Three-dimensional and real-scale modeling of flow regimes in dense snow avalanches

Snow avalanches cause fatalities and economic loss worldwide and are one of the most dangerous gravitational hazards in mountainous regions. Various flow behaviors have been reported in snow avalanches, making them challenging to be thoroughly understood and mitigated. Existing popular numerical approaches for modeling snow avalanches predominantly adopt depth-averaged models, which are computationally efficient but fail to capture important features along the flow depth direction such as densification and granulation. This study applies a three-dimensional (3D) material point method (MPM) to explore snow avalanches in different regimes on a complex real terrain. Flow features of the snow avalanches from release to deposition are comprehensively characterized for identification of the different regimes. In particular, brittle and ductile fractures are identified in the different modeled avalanches shortly after their release.
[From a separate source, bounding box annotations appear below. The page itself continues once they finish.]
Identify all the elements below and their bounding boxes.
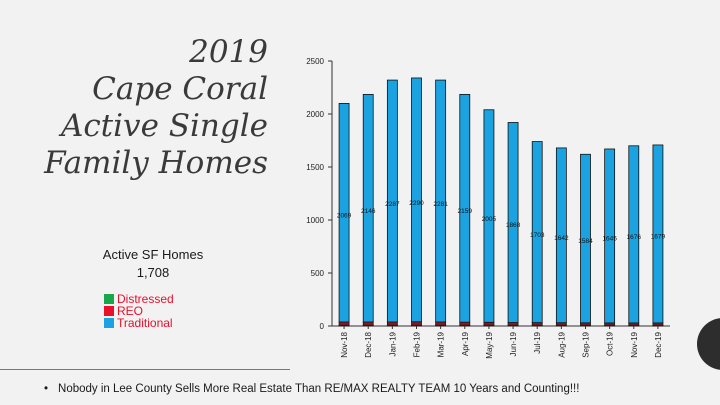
x-tick-label: Apr-19 — [461, 331, 470, 356]
y-tick-label: 0 — [320, 322, 325, 331]
bar-base-band — [435, 321, 446, 326]
x-tick-label: Jan-19 — [388, 331, 397, 356]
legend-item-traditional: Traditional — [104, 317, 174, 329]
data-label: 1679 — [651, 233, 666, 240]
bullet-icon: • — [44, 383, 49, 395]
corner-decoration — [697, 318, 720, 370]
data-label: 2281 — [433, 201, 448, 208]
data-label: 2290 — [409, 200, 424, 207]
footer-divider — [0, 369, 290, 370]
x-tick-label: Dec-19 — [654, 331, 663, 357]
y-tick-label: 2500 — [306, 57, 324, 66]
data-label: 2146 — [361, 208, 376, 215]
y-tick-label: 1000 — [306, 216, 324, 225]
legend-swatch-distressed — [104, 294, 114, 304]
bar-base-band — [604, 322, 615, 326]
title-line-4: Family Homes — [44, 145, 268, 181]
legend-item-reo: REO — [104, 305, 174, 317]
x-tick-label: May-19 — [485, 331, 494, 358]
data-label: 1676 — [627, 234, 642, 241]
title-line-3: Active Single — [60, 108, 268, 144]
summary-value: 1,708 — [136, 265, 170, 280]
legend-label-reo: REO — [117, 304, 144, 318]
bar-base-band — [556, 322, 567, 326]
x-tick-label: Feb-19 — [413, 331, 422, 357]
legend-label-distressed: Distressed — [117, 292, 174, 306]
summary-box: Active SF Homes 1,708 — [88, 246, 218, 282]
bar-base-band — [363, 321, 374, 326]
x-tick-label: Mar-19 — [437, 331, 446, 357]
legend-label-traditional: Traditional — [117, 316, 173, 330]
x-tick-label: Oct-19 — [606, 331, 615, 356]
x-tick-label: Jul-19 — [533, 331, 542, 353]
x-tick-label: Sep-19 — [582, 331, 591, 357]
data-label: 2287 — [385, 201, 400, 208]
summary-label: Active SF Homes — [102, 247, 204, 262]
data-label: 1642 — [554, 235, 569, 242]
bar-base-band — [628, 322, 639, 326]
footer-text: Nobody in Lee County Sells More Real Est… — [58, 383, 580, 395]
x-tick-label: Aug-19 — [557, 331, 566, 357]
data-label: 1645 — [602, 235, 617, 242]
data-label: 2005 — [482, 216, 497, 223]
y-tick-label: 1500 — [306, 163, 324, 172]
bar-base-band — [580, 322, 591, 326]
title-line-1: 2019 — [189, 34, 268, 70]
bar-base-band — [483, 322, 494, 326]
legend-swatch-traditional — [104, 318, 114, 328]
data-label: 2069 — [337, 213, 352, 220]
y-tick-label: 500 — [311, 269, 325, 278]
slide-title: 2019 Cape Coral Active Single Family Hom… — [10, 34, 268, 182]
chart-legend: Distressed REO Traditional — [104, 293, 174, 329]
legend-swatch-reo — [104, 306, 114, 316]
data-label: 1703 — [530, 232, 545, 239]
y-tick-label: 2000 — [306, 110, 324, 119]
title-line-2: Cape Coral — [92, 71, 268, 107]
x-tick-label: Dec-18 — [364, 331, 373, 357]
footer-note: • Nobody in Lee County Sells More Real Es… — [44, 383, 579, 395]
legend-item-distressed: Distressed — [104, 293, 174, 305]
bar-base-band — [532, 322, 543, 326]
bar-base-band — [459, 322, 470, 326]
bar-base-band — [411, 321, 422, 326]
data-label: 1868 — [506, 222, 521, 229]
data-label: 1584 — [578, 238, 593, 245]
x-tick-label: Jun-19 — [509, 331, 518, 356]
x-tick-label: Nov-19 — [630, 331, 639, 357]
bar-base-band — [339, 321, 350, 326]
bar-base-band — [652, 322, 663, 326]
bar-base-band — [508, 322, 519, 326]
data-label: 2159 — [458, 208, 473, 215]
stacked-bar-chart: 0 500 1000 1500 2000 2500 2069 Nov-18 2146 Dec-18… — [306, 57, 670, 359]
bar-base-band — [387, 321, 398, 326]
x-tick-label: Nov-18 — [340, 331, 349, 357]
During the flow, the analysis of local snow density variation reveals that snow granulation requires an appropriate combination of snow fracture and compaction. In contrast, cohesionless granular flows and plug flows are mainly governed by expansion and compaction hardening, respectively. Distinct textures of avalanche deposits are characterized, including a smooth surface, rough surfaces with snow granules, as well as a surface showing compacting shear planes often reported in wet snow avalanche deposits. Finally, the MPM modeling is verified with a real snow avalanche that occurred at Vallée de la Sionne, Switzerland. The MPM framework has been proven as a promising numerical tool for exploring complex behavior of a wide range of snow avalanches in different regimes to better understand avalanche dynamics. In the future, this framework can be extended to study other types of gravitational mass movements such as rock/glacier avalanches and debris flows with implementation of modified constitutive laws.